The rise of AI, particularly in the realm of large language models (LLMs), has been fueled by advancements in graphics processing units (GPUs). These powerful chips can crunch massive datasets, enabling the creation of AI models like ChatGPT. However, supporting millions of users requires thousands of GPUs, making such models computationally intensive and expensive.
But what if you only needed to serve a few thousand users? Imagine a business needing an AI chatbot for customer service on their website. Do they really need thousands of GPUs? According to Backprop, an Estonian GPU cloud startup, the answer might be no. They managed to successfully run a modest LLM, Llama 3.1 8B, on a single NVIDIA RTX 3090 GPU, a card released in late 2020.

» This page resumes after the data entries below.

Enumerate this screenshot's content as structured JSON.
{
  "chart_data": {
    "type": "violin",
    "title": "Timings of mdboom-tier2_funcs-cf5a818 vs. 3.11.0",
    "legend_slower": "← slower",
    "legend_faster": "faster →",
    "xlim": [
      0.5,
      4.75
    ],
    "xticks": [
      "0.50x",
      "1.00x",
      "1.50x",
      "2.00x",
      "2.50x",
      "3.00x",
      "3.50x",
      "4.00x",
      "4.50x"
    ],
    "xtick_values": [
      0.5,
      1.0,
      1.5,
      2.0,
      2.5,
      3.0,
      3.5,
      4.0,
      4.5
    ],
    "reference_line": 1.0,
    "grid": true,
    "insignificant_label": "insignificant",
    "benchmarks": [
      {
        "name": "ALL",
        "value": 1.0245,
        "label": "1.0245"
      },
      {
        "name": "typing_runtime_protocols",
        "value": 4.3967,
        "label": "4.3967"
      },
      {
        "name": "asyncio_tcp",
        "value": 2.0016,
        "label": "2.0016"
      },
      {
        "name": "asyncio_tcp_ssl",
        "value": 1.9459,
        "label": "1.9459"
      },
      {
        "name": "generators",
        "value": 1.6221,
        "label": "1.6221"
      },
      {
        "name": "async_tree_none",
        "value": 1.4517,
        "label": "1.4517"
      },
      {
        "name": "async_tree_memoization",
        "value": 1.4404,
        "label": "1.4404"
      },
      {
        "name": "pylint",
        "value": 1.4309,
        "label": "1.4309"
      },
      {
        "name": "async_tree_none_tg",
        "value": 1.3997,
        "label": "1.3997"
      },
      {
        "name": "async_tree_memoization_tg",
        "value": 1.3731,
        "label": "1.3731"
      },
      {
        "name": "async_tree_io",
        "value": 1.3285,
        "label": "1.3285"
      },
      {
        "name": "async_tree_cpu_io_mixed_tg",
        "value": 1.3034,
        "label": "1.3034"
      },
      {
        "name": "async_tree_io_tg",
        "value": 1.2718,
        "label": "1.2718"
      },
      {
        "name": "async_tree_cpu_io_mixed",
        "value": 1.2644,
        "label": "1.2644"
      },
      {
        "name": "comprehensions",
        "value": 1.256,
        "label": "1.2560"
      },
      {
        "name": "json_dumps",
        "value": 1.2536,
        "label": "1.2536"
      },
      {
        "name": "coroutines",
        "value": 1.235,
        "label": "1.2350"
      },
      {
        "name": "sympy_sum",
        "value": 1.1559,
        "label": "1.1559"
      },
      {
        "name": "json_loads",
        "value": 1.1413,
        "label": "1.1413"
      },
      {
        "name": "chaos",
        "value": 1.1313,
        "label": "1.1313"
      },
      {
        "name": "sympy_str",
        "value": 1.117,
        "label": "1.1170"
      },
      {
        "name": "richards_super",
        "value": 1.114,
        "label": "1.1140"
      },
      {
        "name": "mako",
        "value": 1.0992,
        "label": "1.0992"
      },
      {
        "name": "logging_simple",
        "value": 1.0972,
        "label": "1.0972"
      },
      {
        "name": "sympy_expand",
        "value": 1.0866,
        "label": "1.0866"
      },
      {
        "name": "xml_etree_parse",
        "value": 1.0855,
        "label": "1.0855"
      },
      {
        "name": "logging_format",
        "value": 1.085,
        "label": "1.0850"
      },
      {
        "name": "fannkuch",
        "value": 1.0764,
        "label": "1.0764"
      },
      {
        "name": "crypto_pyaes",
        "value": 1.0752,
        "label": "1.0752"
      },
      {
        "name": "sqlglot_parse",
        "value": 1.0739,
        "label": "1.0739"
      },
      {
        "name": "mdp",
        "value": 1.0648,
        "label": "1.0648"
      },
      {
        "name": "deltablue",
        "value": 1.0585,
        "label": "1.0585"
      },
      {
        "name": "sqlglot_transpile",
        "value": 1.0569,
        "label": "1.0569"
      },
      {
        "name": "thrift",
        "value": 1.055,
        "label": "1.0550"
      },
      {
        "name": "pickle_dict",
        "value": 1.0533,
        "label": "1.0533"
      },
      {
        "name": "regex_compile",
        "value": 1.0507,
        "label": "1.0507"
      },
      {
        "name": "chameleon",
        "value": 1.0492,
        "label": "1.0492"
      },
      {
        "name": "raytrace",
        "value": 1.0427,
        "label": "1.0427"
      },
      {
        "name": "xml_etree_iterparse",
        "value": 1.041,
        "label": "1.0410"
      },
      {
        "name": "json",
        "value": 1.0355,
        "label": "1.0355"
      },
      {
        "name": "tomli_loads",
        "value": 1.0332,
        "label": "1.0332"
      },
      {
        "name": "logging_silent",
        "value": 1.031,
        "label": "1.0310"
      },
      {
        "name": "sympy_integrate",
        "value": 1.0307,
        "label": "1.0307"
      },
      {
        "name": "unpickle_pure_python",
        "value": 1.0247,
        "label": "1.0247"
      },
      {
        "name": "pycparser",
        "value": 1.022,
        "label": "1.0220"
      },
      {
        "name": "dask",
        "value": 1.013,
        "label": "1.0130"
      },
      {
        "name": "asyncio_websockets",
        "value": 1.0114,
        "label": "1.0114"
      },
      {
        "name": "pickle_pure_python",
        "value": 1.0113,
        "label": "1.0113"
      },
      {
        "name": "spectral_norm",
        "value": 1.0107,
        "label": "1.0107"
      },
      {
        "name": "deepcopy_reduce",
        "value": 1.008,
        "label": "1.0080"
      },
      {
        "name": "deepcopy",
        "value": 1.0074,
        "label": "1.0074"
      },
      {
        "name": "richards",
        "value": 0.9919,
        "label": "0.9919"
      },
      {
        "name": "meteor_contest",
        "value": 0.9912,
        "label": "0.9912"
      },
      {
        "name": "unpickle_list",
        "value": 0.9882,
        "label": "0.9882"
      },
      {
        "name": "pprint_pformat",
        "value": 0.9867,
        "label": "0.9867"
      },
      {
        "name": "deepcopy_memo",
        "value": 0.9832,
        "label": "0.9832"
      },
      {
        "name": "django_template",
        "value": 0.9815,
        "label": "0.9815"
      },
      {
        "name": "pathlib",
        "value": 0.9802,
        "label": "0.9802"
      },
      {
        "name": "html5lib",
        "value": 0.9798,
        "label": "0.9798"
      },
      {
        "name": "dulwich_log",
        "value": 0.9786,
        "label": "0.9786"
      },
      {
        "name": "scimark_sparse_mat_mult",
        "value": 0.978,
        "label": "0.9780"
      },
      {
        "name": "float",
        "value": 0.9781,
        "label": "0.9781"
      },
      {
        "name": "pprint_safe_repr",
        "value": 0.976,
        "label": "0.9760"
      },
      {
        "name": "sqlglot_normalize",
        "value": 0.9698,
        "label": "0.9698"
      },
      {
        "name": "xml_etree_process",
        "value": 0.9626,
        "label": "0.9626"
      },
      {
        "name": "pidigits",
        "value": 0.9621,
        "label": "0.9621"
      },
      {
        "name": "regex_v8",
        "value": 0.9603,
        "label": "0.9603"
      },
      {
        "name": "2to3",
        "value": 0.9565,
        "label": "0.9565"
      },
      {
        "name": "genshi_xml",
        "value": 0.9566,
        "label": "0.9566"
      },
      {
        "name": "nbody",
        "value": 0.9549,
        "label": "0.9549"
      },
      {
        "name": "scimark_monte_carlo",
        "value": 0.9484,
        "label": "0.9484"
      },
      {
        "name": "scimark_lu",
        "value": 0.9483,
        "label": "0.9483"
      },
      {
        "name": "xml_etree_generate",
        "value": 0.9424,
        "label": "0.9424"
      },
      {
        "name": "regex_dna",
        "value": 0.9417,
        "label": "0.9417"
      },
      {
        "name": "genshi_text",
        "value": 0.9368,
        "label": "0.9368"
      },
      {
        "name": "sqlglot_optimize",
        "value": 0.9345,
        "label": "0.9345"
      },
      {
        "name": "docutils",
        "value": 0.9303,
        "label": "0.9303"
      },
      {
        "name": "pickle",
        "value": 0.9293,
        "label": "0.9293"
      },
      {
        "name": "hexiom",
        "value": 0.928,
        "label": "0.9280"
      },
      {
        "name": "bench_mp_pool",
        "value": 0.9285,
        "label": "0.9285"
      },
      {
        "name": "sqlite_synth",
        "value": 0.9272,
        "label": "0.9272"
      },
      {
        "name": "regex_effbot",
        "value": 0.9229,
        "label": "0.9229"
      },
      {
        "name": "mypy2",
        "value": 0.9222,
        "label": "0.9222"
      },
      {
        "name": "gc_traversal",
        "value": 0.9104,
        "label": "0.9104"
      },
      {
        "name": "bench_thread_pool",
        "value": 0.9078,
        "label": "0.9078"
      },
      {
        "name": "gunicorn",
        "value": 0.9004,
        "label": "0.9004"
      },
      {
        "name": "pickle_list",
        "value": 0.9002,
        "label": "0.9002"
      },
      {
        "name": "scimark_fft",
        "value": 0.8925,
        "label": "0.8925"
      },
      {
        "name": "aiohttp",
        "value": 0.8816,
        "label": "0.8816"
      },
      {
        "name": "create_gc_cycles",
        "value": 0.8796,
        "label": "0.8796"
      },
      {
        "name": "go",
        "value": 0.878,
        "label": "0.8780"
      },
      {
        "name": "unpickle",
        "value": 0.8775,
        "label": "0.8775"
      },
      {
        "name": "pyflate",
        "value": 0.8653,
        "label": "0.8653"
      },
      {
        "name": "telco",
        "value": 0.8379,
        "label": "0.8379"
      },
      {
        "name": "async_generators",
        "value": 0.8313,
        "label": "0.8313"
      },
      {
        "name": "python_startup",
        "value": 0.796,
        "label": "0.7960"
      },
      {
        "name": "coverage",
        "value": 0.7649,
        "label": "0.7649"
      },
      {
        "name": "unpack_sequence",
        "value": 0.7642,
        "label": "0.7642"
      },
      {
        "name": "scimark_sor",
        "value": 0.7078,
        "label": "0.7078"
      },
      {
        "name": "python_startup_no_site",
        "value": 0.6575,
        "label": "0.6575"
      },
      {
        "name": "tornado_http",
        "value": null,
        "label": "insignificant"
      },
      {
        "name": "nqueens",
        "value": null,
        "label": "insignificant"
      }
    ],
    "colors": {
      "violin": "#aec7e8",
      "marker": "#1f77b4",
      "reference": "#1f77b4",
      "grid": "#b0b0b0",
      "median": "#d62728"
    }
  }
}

Backprop’s tests showed that the RTX 3090 delivered performance comparable to that of a customer service chatbot. This single GPU could handle requests from 100 concurrent users, serving 12.88 tokens per second, which is faster than a person’s average reading speed and exceeds the industry standard of 10 tokens per second for AI chatbots.
This discovery suggests that a single RTX 3090 GPU could power a customer service-equivalent AI chatbot capable of handling thousands of users and fulfilling requests from hundreds at any given time. This finding is significant for businesses seeking to implement AI chatbots without the need for vast GPU clusters, potentially reducing both costs and resource requirements.